🖤 Le silence du chasseur
…Il bougea.
Pas comme un homme qui marche.
Mais comme une ombre qui décide de ne plus se cacher.
Un pas. Puis un autre. Le vent avalait le bruit de ses pieds sur la terre sèche tandis qu’il traversait le bord de la place.
Le feu crépitait doucement.
Un des gardes bâilla.
L’autre ajusta sa lance et murmura :
— « Rien ne se passe jamais dans ce village… »
C’était leur erreur.
Car le “rien” est exactement ce pour quoi Amardi s’était entraîné toute sa vie.
Il atteignit le premier garde avant même que celui-ci comprenne que l’obscurité avait changé de forme.
Une main sur sa bouche.
Une torsion.
Une chute sourde dans la poussière.
Le second garde se retourna—
Trop tard.
Une lame pressée contre sa gorge.
— « Fais un bruit… » murmura Amardi, « et tu mourras avant même que ta peur ait fini de naître. »
Le garde se figea.
Puis hocha lentement la tête.
Amardi pointa le poteau au centre de la place.
— « Les clés. »
Les mains du garde tremblaient. Il obéit.
À cet instant—
Une voix fendit la nuit.
— « Chasseur. »
Amardi se figea.
Pas le garde.
Pas le feu.
Mais une voix plus profonde, venue du bord de la place.
Le chef Kambali sortit de l’ombre comme s’il en était né.
Il n’était pas seul.
Quatre guerriers le suivaient.
Et derrière eux… Lember.
Toujours attachée.
Toujours observant.
Mais maintenant… elle souriait légèrement.
Comme si elle savait que ce moment allait arriver.
Le chef inclina la tête.
— « Alors… le chasseur silencieux choisit enfin de parler. »
Amardi serra son arme.
— « Vous faites du mal à une innocente. »
Le chef eut un rire sec.
— « Innocente ? Dans mon village, l’innocence appartient à la puissance, pas aux sentiments. »
Lember parla alors, la voix brisée mais ferme.
— « Amardi… n’y va pas. »
Il la regarda.
Et ce fut suffisant.
Un signal.
Les guerriers attaquèrent.
L’acier brilla.
La poussière explosa.
Une lance frôla Amardi de justesse.
Il roula, frappa, disparut derrière une pierre.
Mais ils étaient trop nombreux.
Et le chef ne cherchait pas à gagner vite.
Il cherchait à le briser.
Depuis l’ombre, la voix de Kambali le suivait comme du poison :
— « Tu n’es qu’un chasseur, Amardi.
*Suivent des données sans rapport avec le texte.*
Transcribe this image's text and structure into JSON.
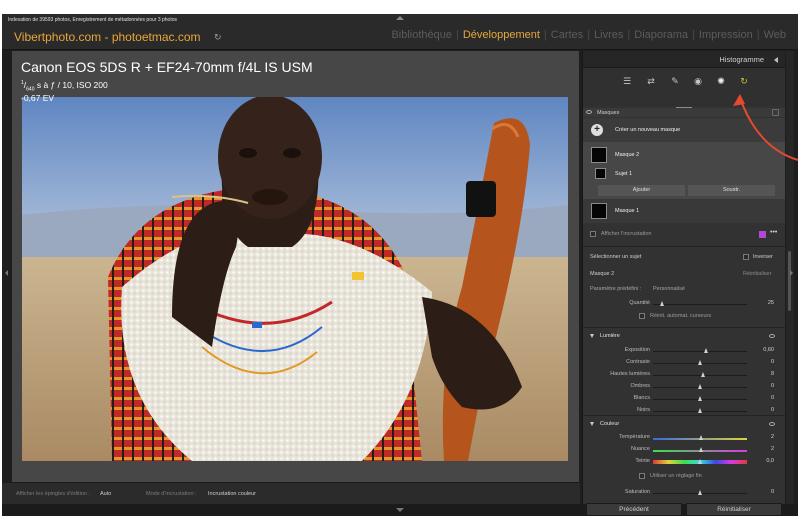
{
  "status_text": "Indexation de 39593 photos, Enregistrement de métadonnées pour 3 photos",
  "brand": "Vibertphoto.com - photoetmac.com",
  "modules": [
    "Bibliothèque",
    "Développement",
    "Cartes",
    "Livres",
    "Diaporama",
    "Impression",
    "Web"
  ],
  "active_module": "Développement",
  "photo_info": {
    "camera": "Canon EOS 5DS R + EF24-70mm f/4L IS USM",
    "shutter_num": "1",
    "shutter_den": "640",
    "exposure_rest": " s à ƒ / 10, ISO 200",
    "ev": "-0,67 EV"
  },
  "toolbar": {
    "show_pins_label": "Afficher les épingles d'édition :",
    "show_pins_value": "Auto",
    "overlay_mode_label": "Mode d'incrustation :",
    "overlay_mode_value": "Incrustation couleur"
  },
  "panel": {
    "histogram": "Histogramme",
    "tools": [
      "sliders-icon",
      "crop-rotate-icon",
      "healing-icon",
      "red-eye-icon",
      "masking-icon",
      "presets-icon"
    ],
    "masks_title": "Masques",
    "create_mask": "Créer un nouveau masque",
    "mask2": "Masque 2",
    "subject1": "Sujet 1",
    "add": "Ajouter",
    "subtract": "Soustr.",
    "mask1": "Masque 1",
    "show_overlay": "Afficher l'incrustation",
    "select_subject": "Sélectionner un sujet",
    "invert": "Inverser",
    "current_mask": "Masque 2",
    "reset": "Réinitialiser",
    "preset_label": "Paramètre prédéfini :",
    "preset_value": "Personnalisé",
    "amount_label": "Quantité",
    "amount_value": "25",
    "auto_reset": "Réinit. automat. curseurs",
    "accent_color": "#b248d6"
  },
  "light": {
    "title": "Lumière",
    "sliders": [
      {
        "label": "Exposition",
        "value": "0,60",
        "pos": 0.57
      },
      {
        "label": "Contraste",
        "value": "0",
        "pos": 0.5
      },
      {
        "label": "Hautes lumières",
        "value": "8",
        "pos": 0.54
      },
      {
        "label": "Ombres",
        "value": "0",
        "pos": 0.5
      },
      {
        "label": "Blancs",
        "value": "0",
        "pos": 0.5
      },
      {
        "label": "Noirs",
        "value": "0",
        "pos": 0.5
      }
    ]
  },
  "color": {
    "title": "Couleur",
    "sliders": [
      {
        "label": "Température",
        "value": "2",
        "pos": 0.52
      },
      {
        "label": "Nuance",
        "value": "2",
        "pos": 0.52
      },
      {
        "label": "Teinte",
        "value": "0,0",
        "pos": 0.5
      }
    ],
    "hue_fine": "Utiliser un réglage fin",
    "saturation_label": "Saturation",
    "saturation_value": "0"
  },
  "buttons": {
    "previous": "Précédent",
    "reset": "Réinitialiser"
  }
}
Tu crois que la forêt te rend libre… mais même la forêt s’incline devant le chef quand le feu atteint ses racines. »
Amardi serra les dents.
Puis il entendit encore :
— « S’il te plaît… aide-moi à m’échapper. »
Lember.
Toujours attachée.
Toujours en train de le regarder se battre pour une guerre qu’elle n’avait jamais demandée.
Quelque chose se brisa en lui.
Sans bruit.
Comme une corde trop tendue.
Il se redressa.
Et pour la première fois de la nuit… il ne se cacha plus.
Il marcha droit dans la lumière du feu.
Les guerriers hésitèrent.
Même le chef plissa les yeux.
Amardi laissa tomber son arc.
Puis son arme.
Et dit une phrase qui changea tout :
— « Je ne demande plus sa liberté. »
Silence.
— « Je la prends. »
Le vent changea.
Le feu vacilla.
Et pour la première fois depuis des années, la place du village cessa d’obéir au chef.